Sure, he also boasted, repeatedly, that he helped write and voted for the ACA. Nonetheless, Sanders was indicting ObamaCare for failing to achieve universal coverage, contain prices, reduce barriers to care, or eliminate wasteful spending. At least one of the problems he lamented—“even more [people] are underinsured with huge copayments and deductibles”—ObamaCare has made worse. (See “race to the bottom” above, and here.)

When Sanders criticized the U.S. health care system, he was criticizing ObamaCare. His call for immediate adoption of Medicare for All shows that the Democratic party’s left wing is simply not that impressed with ObamaCare, which they have always (correctly) viewed as a giveaway to private insurers and drug companies.

Clinton’s proposals to outlaw some copayments and impose price controls on prescription drugs are likewise an implicit acknowledgement that ObamaCare has not made health care affordable.
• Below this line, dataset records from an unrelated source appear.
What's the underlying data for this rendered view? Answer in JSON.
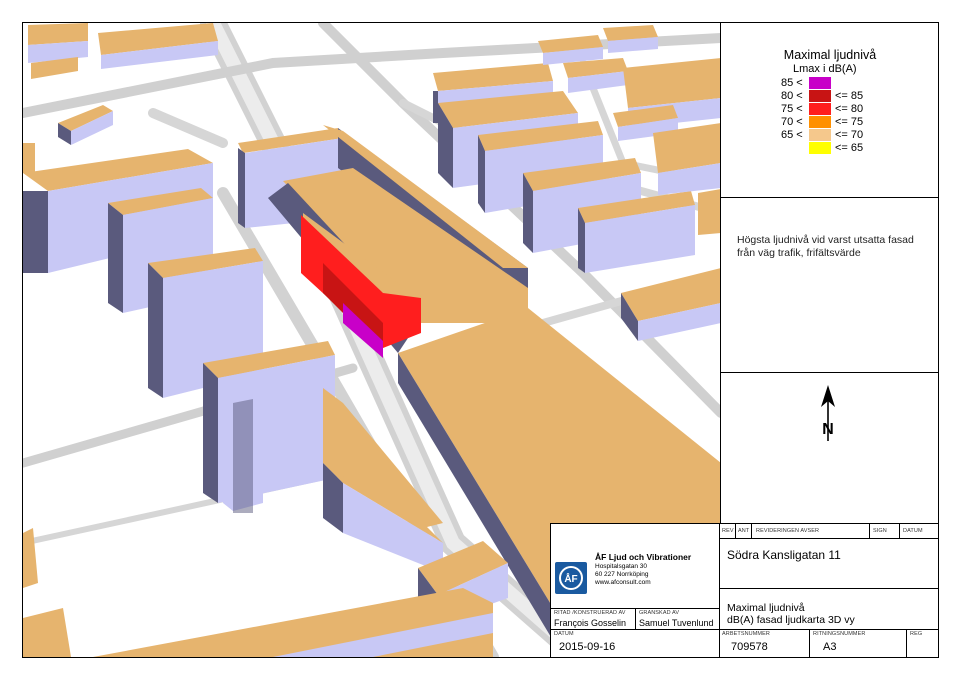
{
  "legend": {
    "title": "Maximal ljudnivå",
    "subtitle": "Lmax i dB(A)",
    "rows": [
      {
        "low": "85 <",
        "high": "",
        "color": "#c800c8"
      },
      {
        "low": "80 <",
        "high": "<= 85",
        "color": "#c81414"
      },
      {
        "low": "75 <",
        "high": "<= 80",
        "color": "#ff1e1e"
      },
      {
        "low": "70 <",
        "high": "<= 75",
        "color": "#ff9000"
      },
      {
        "low": "65 <",
        "high": "<= 70",
        "color": "#f5c88c"
      },
      {
        "low": "",
        "high": "<= 65",
        "color": "#ffff00"
      }
    ]
  },
  "description": "Högsta ljudnivå vid varst utsatta fasad från väg trafik, frifältsvärde",
  "north": {
    "label": "N"
  },
  "company": {
    "name": "ÅF Ljud och Vibrationer",
    "address": "Hospitalsgatan 30",
    "city": "60 227 Norrköping",
    "web": "www.afconsult.com",
    "logo_text": "ÅF"
  },
  "title_block": {
    "rev_label": "REV",
    "ant_label": "ANT",
    "revision_label": "REVIDERINGEN AVSER",
    "sign_label": "SIGN",
    "datum_label": "DATUM",
    "project": "Södra Kansligatan 11",
    "drawn_label": "RITAD /KONSTRUERAD AV",
    "checked_label": "GRANSKAD AV",
    "drawn_by": "François Gosselin",
    "checked_by": "Samuel Tuvenlund",
    "drawing_title_1": "Maximal ljudnivå",
    "drawing_title_2": "dB(A) fasad ljudkarta 3D vy",
    "date_label": "DATUM",
    "date": "2015-09-16",
    "job_label": "ARBETSNUMMER",
    "job": "709578",
    "drawing_no_label": "RITNINGSNUMMER",
    "drawing_no": "A3",
    "reg_label": "REG"
  },
  "colors": {
    "roof": "#e6b46e",
    "wall_light": "#c8c8f5",
    "wall_dark": "#5a5a7d",
    "road": "#d2d2d2"
  }
}
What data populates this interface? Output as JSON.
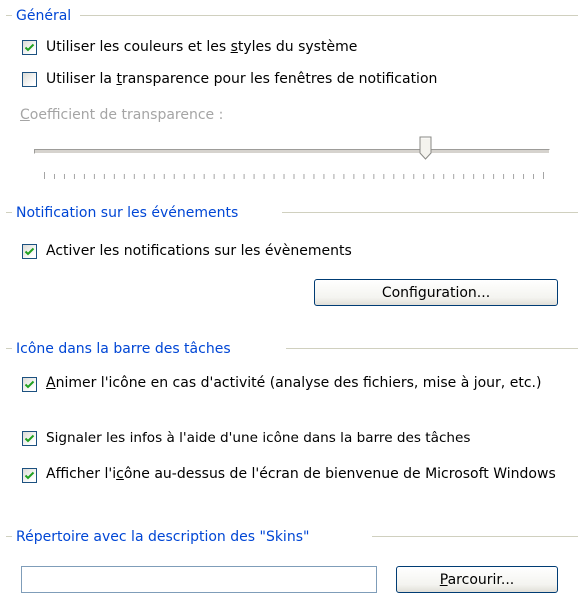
{
  "general": {
    "title": "Général",
    "use_system_colors": {
      "pre": "Utiliser les couleurs et les ",
      "accel": "s",
      "post": "tyles du système",
      "checked": true
    },
    "use_transparency": {
      "pre": "Utiliser la ",
      "accel": "t",
      "post": "ransparence pour les fenêtres de notification",
      "checked": false
    },
    "transparency_coefficient": {
      "accel": "C",
      "post": "oefficient de transparence :"
    },
    "slider_position_fraction": 0.77
  },
  "event_notification": {
    "title": "Notification sur les événements",
    "enable_notifications": {
      "label": "Activer les notifications sur les évènements",
      "checked": true
    },
    "configuration_button": "Configuration..."
  },
  "tray_icon": {
    "title": "Icône dans la barre des tâches",
    "animate_icon": {
      "accel": "A",
      "post": "nimer l'icône en cas d'activité (analyse des fichiers, mise à jour, etc.)",
      "checked": true
    },
    "signal_info": {
      "label": "Signaler les infos à l'aide d'une icône dans la barre des tâches",
      "checked": true
    },
    "show_above_welcome": {
      "pre": "Afficher l'i",
      "accel": "c",
      "post": "ône au-dessus de l'écran de bienvenue de Microsoft Windows",
      "checked": true
    }
  },
  "skins": {
    "title": "Répertoire avec la description des \"Skins\"",
    "path_value": "",
    "browse_button": {
      "accel": "P",
      "post": "arcourir..."
    }
  },
  "colors": {
    "group_title": "#0046d5",
    "divider": "#d0d0bf",
    "check_mark": "#21a121",
    "disabled_text": "#a5a5a5",
    "button_border": "#003c74"
  }
}
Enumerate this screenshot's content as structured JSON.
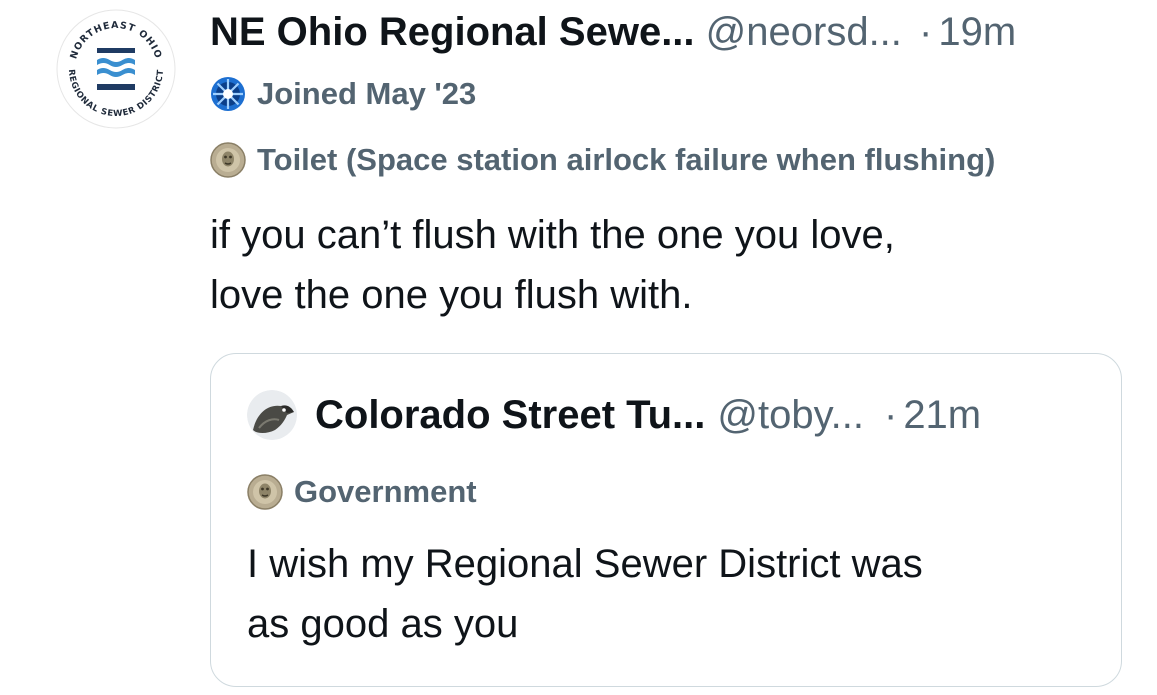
{
  "post": {
    "author_name": "NE Ohio Regional Sewe...",
    "handle": "@neorsd...",
    "separator": "·",
    "time": "19m",
    "joined": "Joined May '23",
    "tag": "Toilet (Space station airlock failure when flushing)",
    "body_lines": [
      "if you can’t flush with the one you love,",
      "love the one you flush with."
    ],
    "avatar_icon": "sewer-district-logo-icon",
    "avatar_logo_text_top": "NORTHEAST OHIO",
    "avatar_logo_text_bottom": "REGIONAL SEWER DISTRICT"
  },
  "quote": {
    "author_name": "Colorado Street Tu...",
    "handle": "@toby...",
    "separator": "·",
    "time": "21m",
    "tag": "Government",
    "body_lines": [
      "I wish my Regional Sewer District was",
      "as good as you"
    ],
    "avatar_icon": "bird-avatar-icon"
  },
  "colors": {
    "text_primary": "#0f1419",
    "text_secondary": "#536471",
    "border": "#cfd9de",
    "logo_blue": "#2f7fc1",
    "logo_navy": "#1f3b63"
  }
}
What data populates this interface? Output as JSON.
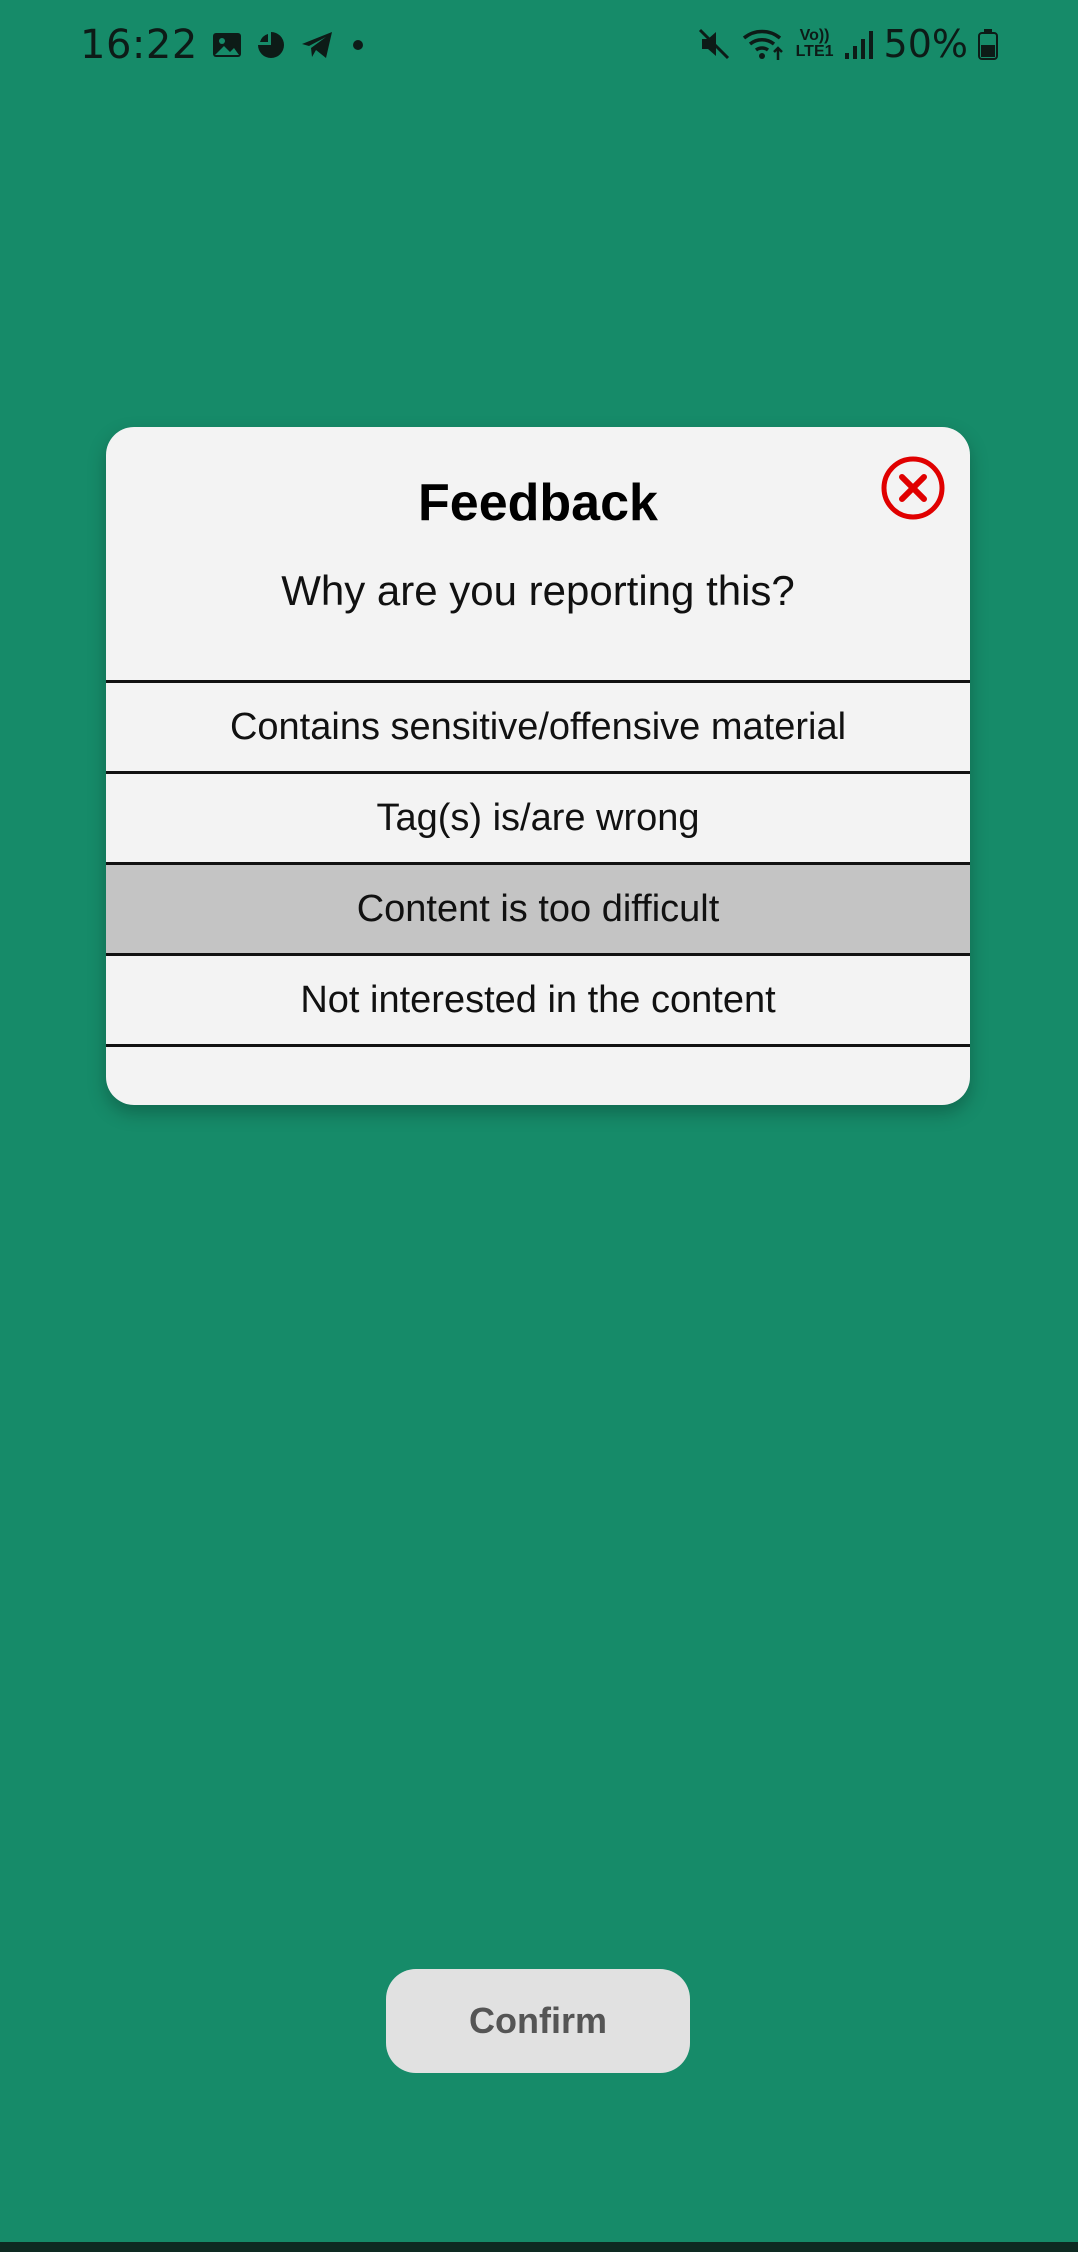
{
  "status_bar": {
    "time": "16:22",
    "left_icons": [
      "image-icon",
      "app-icon",
      "telegram-icon",
      "dot-icon"
    ],
    "right_icons": [
      "mute-icon",
      "wifi-icon",
      "volte-icon",
      "signal-icon",
      "battery-icon"
    ],
    "volte_top": "Vo))",
    "volte_bottom": "LTE1",
    "battery": "50%"
  },
  "dialog": {
    "title": "Feedback",
    "subtitle": "Why are you reporting this?",
    "close_icon": "close-circle-icon",
    "close_color": "#e00000",
    "options": [
      {
        "label": "Contains sensitive/offensive material",
        "selected": false
      },
      {
        "label": "Tag(s) is/are wrong",
        "selected": false
      },
      {
        "label": "Content is too difficult",
        "selected": true
      },
      {
        "label": "Not interested in the content",
        "selected": false
      }
    ]
  },
  "confirm": {
    "label": "Confirm"
  },
  "colors": {
    "background": "#168b69",
    "dialog": "#f3f3f3",
    "selected_option": "#c4c4c4",
    "confirm_button": "#e1e1e1"
  }
}
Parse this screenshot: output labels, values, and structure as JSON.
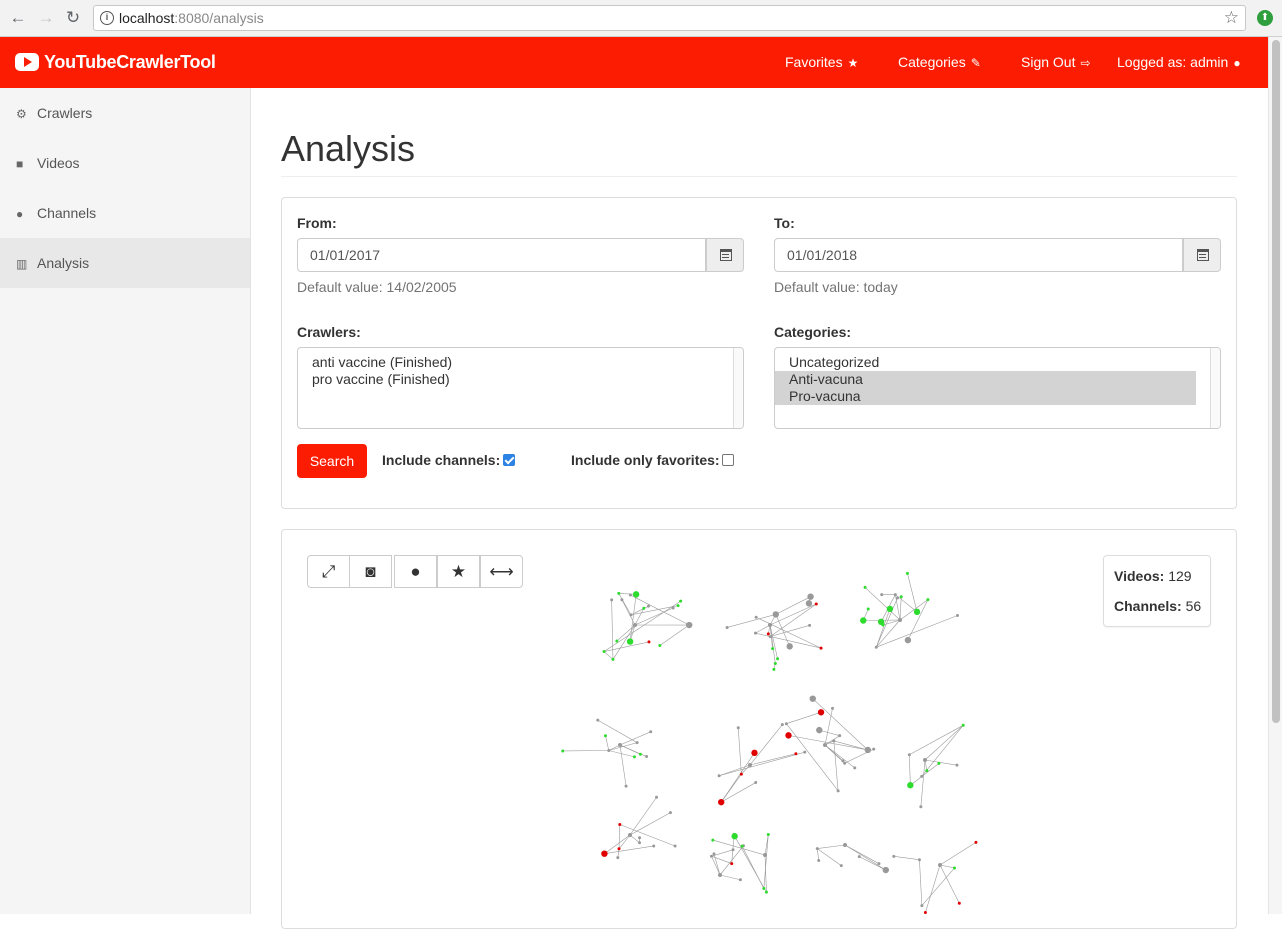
{
  "browser": {
    "url_host": "localhost",
    "url_rest": ":8080/analysis"
  },
  "navbar": {
    "brand": "YouTubeCrawlerTool",
    "links": [
      {
        "label": "Favorites",
        "icon": "star-icon"
      },
      {
        "label": "Categories",
        "icon": "edit-icon"
      },
      {
        "label": "Sign Out",
        "icon": "sign-out-icon"
      },
      {
        "label": "Logged as: admin",
        "icon": "user-icon"
      }
    ]
  },
  "sidebar": {
    "items": [
      {
        "label": "Crawlers",
        "icon": "gears-icon"
      },
      {
        "label": "Videos",
        "icon": "video-camera-icon"
      },
      {
        "label": "Channels",
        "icon": "users-icon"
      },
      {
        "label": "Analysis",
        "icon": "bar-chart-icon",
        "active": true
      }
    ]
  },
  "page": {
    "title": "Analysis"
  },
  "form": {
    "from_label": "From:",
    "from_value": "01/01/2017",
    "from_help": "Default value: 14/02/2005",
    "to_label": "To:",
    "to_value": "01/01/2018",
    "to_help": "Default value: today",
    "crawlers_label": "Crawlers:",
    "crawlers": [
      "anti vaccine (Finished)",
      "pro vaccine (Finished)"
    ],
    "categories_label": "Categories:",
    "categories": [
      {
        "label": "Uncategorized",
        "selected": false
      },
      {
        "label": "Anti-vacuna",
        "selected": true
      },
      {
        "label": "Pro-vacuna",
        "selected": true
      }
    ],
    "search_label": "Search",
    "include_channels_label": "Include channels:",
    "include_channels": true,
    "only_favorites_label": "Include only favorites:",
    "only_favorites": false
  },
  "graph": {
    "tools": [
      "expand-icon",
      "camera-icon",
      "circle-icon",
      "star-icon",
      "arrows-horizontal-icon"
    ],
    "videos_label": "Videos:",
    "videos_count": "129",
    "channels_label": "Channels:",
    "channels_count": "56",
    "colors": {
      "anti": "#e00000",
      "pro": "#2ddc2d",
      "neutral": "#999999",
      "edge": "#9a9a9a"
    }
  }
}
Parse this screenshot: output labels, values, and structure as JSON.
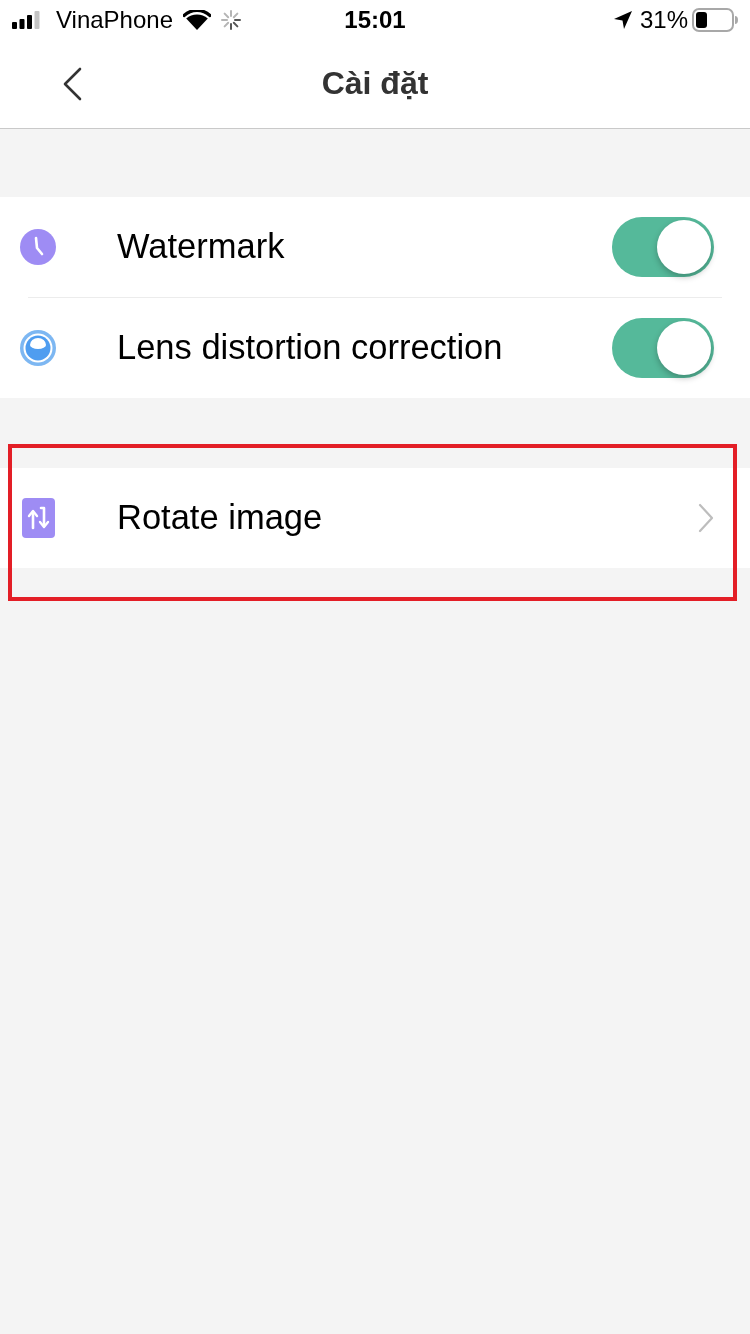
{
  "status_bar": {
    "carrier": "VinaPhone",
    "time": "15:01",
    "battery": "31%"
  },
  "nav": {
    "title": "Cài đặt"
  },
  "sections": [
    {
      "highlighted": false,
      "items": [
        {
          "kind": "toggle",
          "label": "Watermark",
          "on": true
        },
        {
          "kind": "toggle",
          "label": "Lens distortion correction",
          "on": true
        }
      ]
    },
    {
      "highlighted": true,
      "items": [
        {
          "kind": "link",
          "label": "Rotate image"
        }
      ]
    }
  ]
}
In addition, her attacks on Sanders reveal that she and many other Democrats know ObamaCare’s future remains in jeopardy.

Seriously, does anyone really think Clinton is worried that something might “push[] our country back into that kind of a contentious debate” over health care? America has been stuck in a nasty, tribal health care debate every day of the six years since Democrats passed ObamaCare despite public disapproval. Or that Republicans would be able to repeal ObamaCare over President Sanders’ veto?